I don't know if that made sense, but basically without being in model space, you can still snap to model space points. Pick one point in model space that doesn't move and always snap to it from paperspace.
 
Create one viewport. Set it up the way you need to and copy and paste the viewport or the whole layout. As far as if you want to switch something from model space to paper space use the command 'chspace' this will also work with from paper space to model. You might also consider locking the viewports once you get them set up.
 
PRM06,
When I move a viewport it moves the drawing the same amount (i.e. the distance from the edge of the drawing to the edge of the viewport doesn't change), I'm trying to precisely place the drawing within the viewport and the viewport within the page.

ProDraftsman,
Thanks for trying, but I really don't want to switch the drawings from model space to paper space (I will if there is no other way, but I don't like having drawing content in paper space--BTW, AutoCad 2006 doesn't recognize "chspace"). I've copied the layout with the viewport on it 60 times and now I'm trying to pan model space in the layouts to put each of the 60 time steps into precisely the same location within their own viewport on their own Layout.

David
 
The viewport location should not matter, unless its border is part of your final drawing. IMO, that is not good practice though.
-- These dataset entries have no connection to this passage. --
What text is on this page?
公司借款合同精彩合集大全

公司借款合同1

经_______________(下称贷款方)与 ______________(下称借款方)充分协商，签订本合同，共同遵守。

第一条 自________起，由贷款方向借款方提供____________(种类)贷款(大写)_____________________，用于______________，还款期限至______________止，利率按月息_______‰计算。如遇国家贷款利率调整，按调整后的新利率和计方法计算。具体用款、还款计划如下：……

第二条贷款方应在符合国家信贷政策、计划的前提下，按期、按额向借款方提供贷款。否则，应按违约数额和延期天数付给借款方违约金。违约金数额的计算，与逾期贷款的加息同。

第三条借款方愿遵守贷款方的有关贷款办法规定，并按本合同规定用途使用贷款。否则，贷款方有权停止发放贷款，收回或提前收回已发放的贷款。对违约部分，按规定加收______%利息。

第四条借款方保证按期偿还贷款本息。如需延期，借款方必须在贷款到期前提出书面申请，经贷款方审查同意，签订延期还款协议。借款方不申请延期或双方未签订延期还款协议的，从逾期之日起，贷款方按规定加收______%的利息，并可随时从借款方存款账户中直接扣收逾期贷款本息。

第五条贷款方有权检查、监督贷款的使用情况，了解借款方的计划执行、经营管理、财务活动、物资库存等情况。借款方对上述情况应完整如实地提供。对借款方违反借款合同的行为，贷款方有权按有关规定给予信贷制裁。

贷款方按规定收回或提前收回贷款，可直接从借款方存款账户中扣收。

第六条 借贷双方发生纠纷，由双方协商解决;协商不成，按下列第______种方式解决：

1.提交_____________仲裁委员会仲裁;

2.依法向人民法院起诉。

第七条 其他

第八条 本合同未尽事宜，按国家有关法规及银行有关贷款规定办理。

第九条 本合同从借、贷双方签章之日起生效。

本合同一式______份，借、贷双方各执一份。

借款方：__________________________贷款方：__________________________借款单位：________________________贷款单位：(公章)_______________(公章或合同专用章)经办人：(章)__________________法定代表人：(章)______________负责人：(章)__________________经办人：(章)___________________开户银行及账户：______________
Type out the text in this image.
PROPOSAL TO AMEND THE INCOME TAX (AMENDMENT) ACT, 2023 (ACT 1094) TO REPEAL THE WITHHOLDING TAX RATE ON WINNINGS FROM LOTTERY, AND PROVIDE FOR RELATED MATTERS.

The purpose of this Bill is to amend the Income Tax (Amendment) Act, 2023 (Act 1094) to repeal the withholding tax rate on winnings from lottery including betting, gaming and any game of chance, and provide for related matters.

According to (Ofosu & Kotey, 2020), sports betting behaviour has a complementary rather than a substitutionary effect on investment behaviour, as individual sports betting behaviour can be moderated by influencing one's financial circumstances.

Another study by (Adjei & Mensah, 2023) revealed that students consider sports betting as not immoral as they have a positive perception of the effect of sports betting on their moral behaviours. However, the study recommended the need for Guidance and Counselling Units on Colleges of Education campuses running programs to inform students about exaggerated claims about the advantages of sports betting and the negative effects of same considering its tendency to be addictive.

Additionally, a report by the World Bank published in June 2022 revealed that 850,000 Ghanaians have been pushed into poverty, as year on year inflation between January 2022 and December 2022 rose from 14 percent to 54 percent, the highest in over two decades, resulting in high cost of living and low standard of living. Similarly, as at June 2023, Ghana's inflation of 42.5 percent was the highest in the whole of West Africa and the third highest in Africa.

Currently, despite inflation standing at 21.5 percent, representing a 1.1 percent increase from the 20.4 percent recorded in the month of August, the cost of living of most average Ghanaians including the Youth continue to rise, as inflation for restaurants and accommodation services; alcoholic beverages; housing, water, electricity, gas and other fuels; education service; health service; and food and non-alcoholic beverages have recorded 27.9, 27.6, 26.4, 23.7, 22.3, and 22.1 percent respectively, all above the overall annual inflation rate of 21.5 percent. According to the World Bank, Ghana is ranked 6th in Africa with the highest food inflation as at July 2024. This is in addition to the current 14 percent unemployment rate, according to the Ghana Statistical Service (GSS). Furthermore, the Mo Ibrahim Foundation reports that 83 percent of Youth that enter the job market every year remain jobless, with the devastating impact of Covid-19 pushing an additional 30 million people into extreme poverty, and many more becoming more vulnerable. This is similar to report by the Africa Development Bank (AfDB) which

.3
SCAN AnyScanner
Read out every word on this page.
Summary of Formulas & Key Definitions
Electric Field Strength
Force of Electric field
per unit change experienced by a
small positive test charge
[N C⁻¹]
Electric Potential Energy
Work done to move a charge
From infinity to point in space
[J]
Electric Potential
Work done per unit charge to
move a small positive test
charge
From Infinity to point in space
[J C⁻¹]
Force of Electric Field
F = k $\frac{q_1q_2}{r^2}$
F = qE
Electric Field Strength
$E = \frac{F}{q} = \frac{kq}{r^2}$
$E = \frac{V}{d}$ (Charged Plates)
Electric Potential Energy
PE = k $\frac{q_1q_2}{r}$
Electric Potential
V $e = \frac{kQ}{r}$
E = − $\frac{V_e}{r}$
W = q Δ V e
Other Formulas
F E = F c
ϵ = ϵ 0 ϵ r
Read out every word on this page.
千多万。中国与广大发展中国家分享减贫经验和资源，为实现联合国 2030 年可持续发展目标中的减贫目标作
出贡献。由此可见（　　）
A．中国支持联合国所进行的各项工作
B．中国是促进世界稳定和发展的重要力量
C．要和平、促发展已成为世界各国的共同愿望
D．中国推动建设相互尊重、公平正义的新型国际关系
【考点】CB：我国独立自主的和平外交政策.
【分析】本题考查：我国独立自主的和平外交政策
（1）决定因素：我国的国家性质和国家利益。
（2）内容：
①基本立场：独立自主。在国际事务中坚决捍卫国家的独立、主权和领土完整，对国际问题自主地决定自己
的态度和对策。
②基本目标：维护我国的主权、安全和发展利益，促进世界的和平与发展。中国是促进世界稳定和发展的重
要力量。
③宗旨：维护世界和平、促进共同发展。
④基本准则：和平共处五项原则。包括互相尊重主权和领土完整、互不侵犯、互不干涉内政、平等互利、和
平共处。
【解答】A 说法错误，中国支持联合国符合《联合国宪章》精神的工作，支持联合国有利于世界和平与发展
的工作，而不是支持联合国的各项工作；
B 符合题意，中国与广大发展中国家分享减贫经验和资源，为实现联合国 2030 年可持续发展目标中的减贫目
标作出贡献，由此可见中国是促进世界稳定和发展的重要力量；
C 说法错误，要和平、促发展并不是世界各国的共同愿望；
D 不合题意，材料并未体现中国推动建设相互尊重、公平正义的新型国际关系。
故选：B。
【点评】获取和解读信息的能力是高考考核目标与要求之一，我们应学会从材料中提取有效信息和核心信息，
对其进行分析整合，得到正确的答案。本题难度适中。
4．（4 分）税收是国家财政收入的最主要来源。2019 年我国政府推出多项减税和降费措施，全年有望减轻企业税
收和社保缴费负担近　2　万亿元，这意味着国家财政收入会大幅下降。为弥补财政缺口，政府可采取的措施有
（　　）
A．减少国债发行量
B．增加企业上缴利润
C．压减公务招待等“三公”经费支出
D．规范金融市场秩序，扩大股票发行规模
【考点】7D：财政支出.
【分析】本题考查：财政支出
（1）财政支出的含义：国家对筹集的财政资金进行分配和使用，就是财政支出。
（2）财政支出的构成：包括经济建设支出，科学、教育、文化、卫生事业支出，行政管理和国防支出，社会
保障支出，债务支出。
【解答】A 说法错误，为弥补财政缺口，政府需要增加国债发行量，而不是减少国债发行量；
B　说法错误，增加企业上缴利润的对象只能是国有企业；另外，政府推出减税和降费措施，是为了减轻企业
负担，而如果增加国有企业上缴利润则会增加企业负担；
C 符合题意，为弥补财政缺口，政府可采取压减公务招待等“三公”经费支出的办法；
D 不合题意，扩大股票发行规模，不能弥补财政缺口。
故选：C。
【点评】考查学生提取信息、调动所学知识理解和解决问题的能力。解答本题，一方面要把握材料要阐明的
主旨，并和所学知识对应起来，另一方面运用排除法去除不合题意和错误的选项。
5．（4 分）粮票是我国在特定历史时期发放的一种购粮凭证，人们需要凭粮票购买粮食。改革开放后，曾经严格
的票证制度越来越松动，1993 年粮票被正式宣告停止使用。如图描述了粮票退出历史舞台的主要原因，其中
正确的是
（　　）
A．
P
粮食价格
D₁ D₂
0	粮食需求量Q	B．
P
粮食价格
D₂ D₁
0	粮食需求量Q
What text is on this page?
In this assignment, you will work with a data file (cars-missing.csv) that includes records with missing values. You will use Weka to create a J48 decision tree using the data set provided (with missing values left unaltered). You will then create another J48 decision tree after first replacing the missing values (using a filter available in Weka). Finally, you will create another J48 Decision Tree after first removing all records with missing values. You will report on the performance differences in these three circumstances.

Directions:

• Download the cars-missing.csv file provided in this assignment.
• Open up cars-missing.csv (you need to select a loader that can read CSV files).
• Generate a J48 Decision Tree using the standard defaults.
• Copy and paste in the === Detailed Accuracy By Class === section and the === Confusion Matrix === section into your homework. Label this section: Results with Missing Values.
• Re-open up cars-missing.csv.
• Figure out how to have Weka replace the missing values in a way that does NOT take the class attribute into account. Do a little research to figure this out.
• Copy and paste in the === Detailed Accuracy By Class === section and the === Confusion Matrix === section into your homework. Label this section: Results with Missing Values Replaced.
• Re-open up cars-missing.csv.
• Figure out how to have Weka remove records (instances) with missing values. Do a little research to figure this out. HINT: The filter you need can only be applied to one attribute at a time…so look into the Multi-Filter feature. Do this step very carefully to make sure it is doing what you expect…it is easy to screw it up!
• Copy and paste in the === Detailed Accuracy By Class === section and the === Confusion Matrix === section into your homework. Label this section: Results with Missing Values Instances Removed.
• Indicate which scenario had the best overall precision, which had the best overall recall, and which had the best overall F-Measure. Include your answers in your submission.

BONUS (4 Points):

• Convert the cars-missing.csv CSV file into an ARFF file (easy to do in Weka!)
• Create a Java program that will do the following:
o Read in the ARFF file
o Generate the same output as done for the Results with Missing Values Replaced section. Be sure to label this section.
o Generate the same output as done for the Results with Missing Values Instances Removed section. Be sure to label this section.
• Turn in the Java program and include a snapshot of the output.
As I described before, you can move the viewport so that model space is correctly lined up with respect to paperspace borders. Then you can stretch the viewport borders so that they are "correct".

Or you can just turn the viewport layer off.

Or you can just make the viewport layer no-plot so that they are still visible, but don't plot. (That's how all of my drawings are.)
 
I got it. That is really clever. All I have to do is make the boundary of the viewport part of a layer that I can turn off prior to plotting (just like I'm doing with the reference lines). Thanks.

David
 
Just as a follow-up, PMR06's approach worked perfectly to properly position the drawings on the pages. I just wish the conversion from .pdf into PhotoShop had been that clean. For some reason the converter is unable to not mess with the pages (there is an option for that, but it doesn't do anything). The animation jumped and jiggled all over the place so I had to go in and shift every drawing. The end result is pretty solid, but still jiggles some. I've uploaded it in case anyone is interested.

David
 
 http://files.engineering.com/getfile.aspx?folder=be70000e-ba64-406b-a070-d0c82ee94280&file=RecipCyl.gif
Glad my viewport trick worked, but that's too bad Adobe was causing a headachee. The animation turned out pretty cool still.